En enero del año pasado disfruté las maravillas de una ciudad como Nueva York, con su multiculturalismo, las luces de colores de Times Square, la oferta cultural de Broadway, la vivacidad de Greenwich Village. Pero también me llamó la atención la enorme cantidad de personas sin hogar que he visto en todas partes.

Cuando, meses más tarde, frente a nosotros, asombrados espectadores pegados al televisor, desfilaron las imágenes delirantes de ataúdes enterrados en fosas comunes en la misma Nueva York, porque nadie había solicitado esos cadáveres, pensé en las personas que había visto acostadas con sus mantas raídas en las calles de esa metrópolis. El ejemplo podría multiplicarse en todas las latitudes del planeta.

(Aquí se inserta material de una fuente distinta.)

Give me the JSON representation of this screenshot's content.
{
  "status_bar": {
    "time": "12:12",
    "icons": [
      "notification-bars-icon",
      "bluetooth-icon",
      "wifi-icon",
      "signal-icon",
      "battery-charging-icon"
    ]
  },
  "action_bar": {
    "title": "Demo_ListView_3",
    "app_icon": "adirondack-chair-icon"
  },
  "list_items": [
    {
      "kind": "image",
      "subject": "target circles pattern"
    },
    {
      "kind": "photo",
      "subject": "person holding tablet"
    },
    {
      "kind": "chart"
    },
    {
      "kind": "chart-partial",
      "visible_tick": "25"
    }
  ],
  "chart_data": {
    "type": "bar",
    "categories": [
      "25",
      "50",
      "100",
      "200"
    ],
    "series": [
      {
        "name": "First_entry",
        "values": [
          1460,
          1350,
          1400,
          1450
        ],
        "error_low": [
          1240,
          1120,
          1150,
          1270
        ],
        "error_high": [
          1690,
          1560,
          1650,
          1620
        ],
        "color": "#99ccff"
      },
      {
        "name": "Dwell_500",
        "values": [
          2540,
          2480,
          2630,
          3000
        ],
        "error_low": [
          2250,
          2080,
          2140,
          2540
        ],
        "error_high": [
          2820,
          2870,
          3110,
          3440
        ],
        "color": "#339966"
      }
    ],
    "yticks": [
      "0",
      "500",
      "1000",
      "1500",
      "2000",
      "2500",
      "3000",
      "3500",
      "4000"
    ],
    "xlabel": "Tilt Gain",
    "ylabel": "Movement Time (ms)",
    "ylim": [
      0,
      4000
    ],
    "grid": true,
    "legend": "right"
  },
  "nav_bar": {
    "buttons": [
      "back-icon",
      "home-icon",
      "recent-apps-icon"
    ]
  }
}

Hemos construido la sociedad de la indignidad, una sociedad que genera excedentes y entierra en fosas comunes; que aísla y abandona a los ancianos en estructuras precarias desde el punto de vista de la salud para que, cuando ocurre una epidemia como la que estamos sufriendo, son los primeros en morir. Es la sociedad del aborto y de la eutanasia sin costo alguno.

Afortunadamente, poco a poco, la crisis allí trae de nuevo a la conciencia de que todos somos “imperfectos”, incluso en cuanto a la resistencia al ataque de un virus. Esta ya es una conquista. Pero eso no es suficiente.

Deberíamos empezar a transformar las estructuras sociales para ponerlas al servicio de la gran tarea que es la dignidad humana.

Deberíamos cambiar los parámetros del desarrollo y, sobre todo, la mentalidad. Necesitamos reglas éticas y jurídicas incontrovertibles. Es necesario profundizar en los campos del conocimiento. Se necesita un pacto educativo global y una gran alianza cultural y religiosa. Cada uno de nosotros tendría que cambiar su forma de ver a los demás. Si tuviéramos un mínimo de conciencia, cada vez que encontráramos a uno de los que “estorban”, recibiríamos la bofetada de la dignitas humana y haríamos algo, incluso si es pequeño. Porque, paradójicamente, estamos descubriendo que el contacto con la fragilidad es el camino más directo para realzar la dignidad del ser humano.